La Cedu ha dato il via libera a quello che sarà il primo procedimento legato ai cambiamenti climatici. Sei bambini hanno denunciato 33 Stati per violazione dei diritti umani.
Potrebbe essere il primo caso giudiziario di portata internazionale che riguarda la crisi climatica. La Corte europea dei diritti umani ha infatti dato il via libera al procedimento presentato da sei giovani attivisti portoghesi ormai 2 anni fa, relativo alla presunta inadempienza dei 27 paesi dell’Unione europea, con Norvegia, Russia, Svizzera, Regno Unito, Turchia e Ucraina, sugli impegni assunti per contrastare i cambiamenti climatici. La Corte ha infatti concesso la priorità alla denuncia sulla base dell'”importanza e urgenza delle questioni sollevate”, il che dà l’inizio di fatto alla fase processuale. La causa è incentrata sulla crescente minaccia che il cambiamento climatico pone alle vite e al benessere fisico e mentale dei ragazzi che hanno presentato l’esposto.
NEWS: The European Court of Human Rights just announced it is fast-tracking a climate case brought by 6 Portuguese youth facing spiralling heat extremes. They filed their case with GLAN’s support against 33 European States. Now all 33 States are required to respond.
“Poiché la stragrande maggioranza dei casi depositati presso la corte di Strasburgo non riesce a raggiungere questo stadio, questa decisione segna un passo importante verso una possibile sentenza fondamentale che riguarda il cambiamento climatico”, scrivono gli avvocati che stanno rappresentando i giovani attivisti.
La storia degli attivisti che hanno denunciato i 33 paesi
Tutto inizia nell’estate del 2017, quando devastanti incendi colpiscono la regione della Leira in Portogallo come mai era accaduto prima. A quel punto Catarina (20 anni), Cláudia (21), Martim (17), Mariana (8), Sofia (15) e André (12) lanciano una campagna di crowfunding per coprire i costi legali della causa e finanziare una campagna di sensibilizzazione volta ad assicurare alla causa stessa un vasto impatto mediatico. Seguiti dal Global legal action network (Glan), i sei giovani depositano la denuncia, che viene archiviata lo scorso 3 settembre, dopo che in Portogallo si registra il luglio più caldo degli ultimi novant’anni.

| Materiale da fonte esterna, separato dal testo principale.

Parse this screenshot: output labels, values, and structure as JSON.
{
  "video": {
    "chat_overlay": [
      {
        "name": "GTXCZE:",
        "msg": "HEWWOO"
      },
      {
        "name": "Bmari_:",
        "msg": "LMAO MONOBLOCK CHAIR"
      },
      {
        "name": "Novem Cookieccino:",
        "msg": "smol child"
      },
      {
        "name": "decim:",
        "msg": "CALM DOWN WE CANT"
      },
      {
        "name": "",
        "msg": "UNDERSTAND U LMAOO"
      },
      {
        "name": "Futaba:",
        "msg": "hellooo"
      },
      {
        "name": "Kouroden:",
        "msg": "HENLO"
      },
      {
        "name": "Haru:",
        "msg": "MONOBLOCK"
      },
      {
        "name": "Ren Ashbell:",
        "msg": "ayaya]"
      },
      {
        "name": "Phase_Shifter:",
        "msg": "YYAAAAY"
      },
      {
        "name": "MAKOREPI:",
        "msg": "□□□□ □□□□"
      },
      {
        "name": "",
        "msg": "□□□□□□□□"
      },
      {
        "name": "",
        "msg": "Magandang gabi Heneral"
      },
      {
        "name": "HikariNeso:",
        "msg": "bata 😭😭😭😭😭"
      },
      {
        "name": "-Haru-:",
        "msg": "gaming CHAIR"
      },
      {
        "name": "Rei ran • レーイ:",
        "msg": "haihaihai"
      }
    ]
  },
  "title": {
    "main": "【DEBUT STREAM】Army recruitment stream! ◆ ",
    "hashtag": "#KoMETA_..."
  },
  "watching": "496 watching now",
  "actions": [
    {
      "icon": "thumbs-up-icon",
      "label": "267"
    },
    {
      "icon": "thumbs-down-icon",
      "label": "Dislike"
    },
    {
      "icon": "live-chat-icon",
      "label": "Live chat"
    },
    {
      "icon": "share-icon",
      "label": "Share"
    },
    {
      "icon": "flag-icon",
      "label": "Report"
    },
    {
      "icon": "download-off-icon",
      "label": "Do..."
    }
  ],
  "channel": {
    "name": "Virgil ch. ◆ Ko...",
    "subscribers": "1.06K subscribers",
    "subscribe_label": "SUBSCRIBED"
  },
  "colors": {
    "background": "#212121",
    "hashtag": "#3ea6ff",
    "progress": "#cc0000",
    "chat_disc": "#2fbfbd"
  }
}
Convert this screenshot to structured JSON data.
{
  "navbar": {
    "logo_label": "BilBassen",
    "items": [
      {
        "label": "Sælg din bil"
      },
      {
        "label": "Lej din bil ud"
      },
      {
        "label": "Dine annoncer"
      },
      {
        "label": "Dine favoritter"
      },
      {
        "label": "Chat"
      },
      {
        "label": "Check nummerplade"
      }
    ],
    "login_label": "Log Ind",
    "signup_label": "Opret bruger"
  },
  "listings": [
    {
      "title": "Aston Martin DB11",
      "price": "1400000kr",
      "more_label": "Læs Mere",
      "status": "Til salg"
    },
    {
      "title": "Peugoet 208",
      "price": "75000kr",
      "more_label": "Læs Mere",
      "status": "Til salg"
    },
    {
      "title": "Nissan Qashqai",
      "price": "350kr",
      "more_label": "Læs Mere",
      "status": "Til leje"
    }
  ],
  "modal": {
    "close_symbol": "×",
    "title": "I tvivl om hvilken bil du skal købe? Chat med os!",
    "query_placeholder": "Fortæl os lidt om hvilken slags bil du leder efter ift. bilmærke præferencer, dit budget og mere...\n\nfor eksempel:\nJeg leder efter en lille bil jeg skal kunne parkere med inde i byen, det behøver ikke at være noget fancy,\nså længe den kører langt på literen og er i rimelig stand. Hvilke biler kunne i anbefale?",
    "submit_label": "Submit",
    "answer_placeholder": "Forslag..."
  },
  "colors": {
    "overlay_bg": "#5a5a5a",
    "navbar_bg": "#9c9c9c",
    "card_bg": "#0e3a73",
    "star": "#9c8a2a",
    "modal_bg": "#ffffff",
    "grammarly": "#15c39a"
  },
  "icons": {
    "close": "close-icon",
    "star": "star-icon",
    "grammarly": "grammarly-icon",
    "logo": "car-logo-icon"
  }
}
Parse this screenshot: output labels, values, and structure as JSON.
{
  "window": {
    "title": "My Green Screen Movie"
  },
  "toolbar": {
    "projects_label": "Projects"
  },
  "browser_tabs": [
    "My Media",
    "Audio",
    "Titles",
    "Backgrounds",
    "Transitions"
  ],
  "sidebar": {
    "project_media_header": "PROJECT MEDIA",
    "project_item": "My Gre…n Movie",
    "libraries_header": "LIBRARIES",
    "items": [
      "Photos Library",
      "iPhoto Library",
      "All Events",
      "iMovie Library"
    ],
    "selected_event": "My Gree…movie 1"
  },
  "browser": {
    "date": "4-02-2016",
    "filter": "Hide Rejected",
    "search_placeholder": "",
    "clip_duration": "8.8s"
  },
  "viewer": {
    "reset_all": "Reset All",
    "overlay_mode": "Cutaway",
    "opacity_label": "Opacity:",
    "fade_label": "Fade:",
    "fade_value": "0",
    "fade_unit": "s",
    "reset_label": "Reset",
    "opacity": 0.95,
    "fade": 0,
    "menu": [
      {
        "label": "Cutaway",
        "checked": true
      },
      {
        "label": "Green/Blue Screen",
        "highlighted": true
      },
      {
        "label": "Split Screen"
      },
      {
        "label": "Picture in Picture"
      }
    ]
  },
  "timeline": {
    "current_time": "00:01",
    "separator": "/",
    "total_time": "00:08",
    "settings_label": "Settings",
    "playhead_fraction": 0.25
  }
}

“Mi dà molta speranza sapere che i giudici della Corte europea dei diritti dell’uomo riconoscano l’urgenza del nostro caso”, ha detto André Oliveira in una nota. Il ragazzo, in un elenco di domande inviate dalla Corte alle parti, chiede se i diritti dei giovani richiedenti siano stati violati, ai sensi dell’articolo 3 della Convenzione europea dei diritti dell’uomo, che afferma: “Nessuno può essere sottoposto a tortura o a trattamenti o punizioni inumani o degradanti”. Ciò significa che la Corte ritiene che gli impatti dei cambiamenti climatici cui devono far fronte i giovani portoghesi (e non solo) siano così gravi da violare i loro diritti.
Cosa farà ora la Corte europea dei diritti dell’uomo
Il caso si concentra sul contributo degli Stati alle emissioni globali all’interno e all’esterno dei propri confini. Per quanto riguarda le emissioni rilasciate in patria, la parte denuncia che gli sforzi di riduzione dei governi europei siano troppo deboli e non in linea con quanto richiesto dalla scienza. Per quanto riguarda le emissioni rilasciate al di fuori dei propri confini, si sostiene che i paesi coinvolti debbano assumersi la responsabilità delle emissioni relative ai combustibili fossili che esportano, alla produzione di beni che importano dall’estero e alle attività estere delle multinazionali con sede nel loro giurisdizioni.
A questo punto tutti e 33 i paesi sono ora tenuti a rispondere al caso entro la fine di febbraio, a meno che non venga raggiunto una sorta di “accordo” tra le parti. I giovani attivisti, i loro avvocati e i loro esperti dovranno successivamente rispondere alla difesa. In caso di successo, i paesi sarebbero legalmente vincolati, non solo a incrementare il taglio delle emissioni, ma anche ad affrontare l’esternalizzazione delle emissioni all’estero, comprese quelle delle multinazionali che hanno la loro sede all’interno dei confini nazionali.
“Non è esagerato affermare – ha detto al Guardian, Marc Willers QC – che questo potrebbe essere il caso più importante mai trattato dalla Corte europea dei diritti umani”.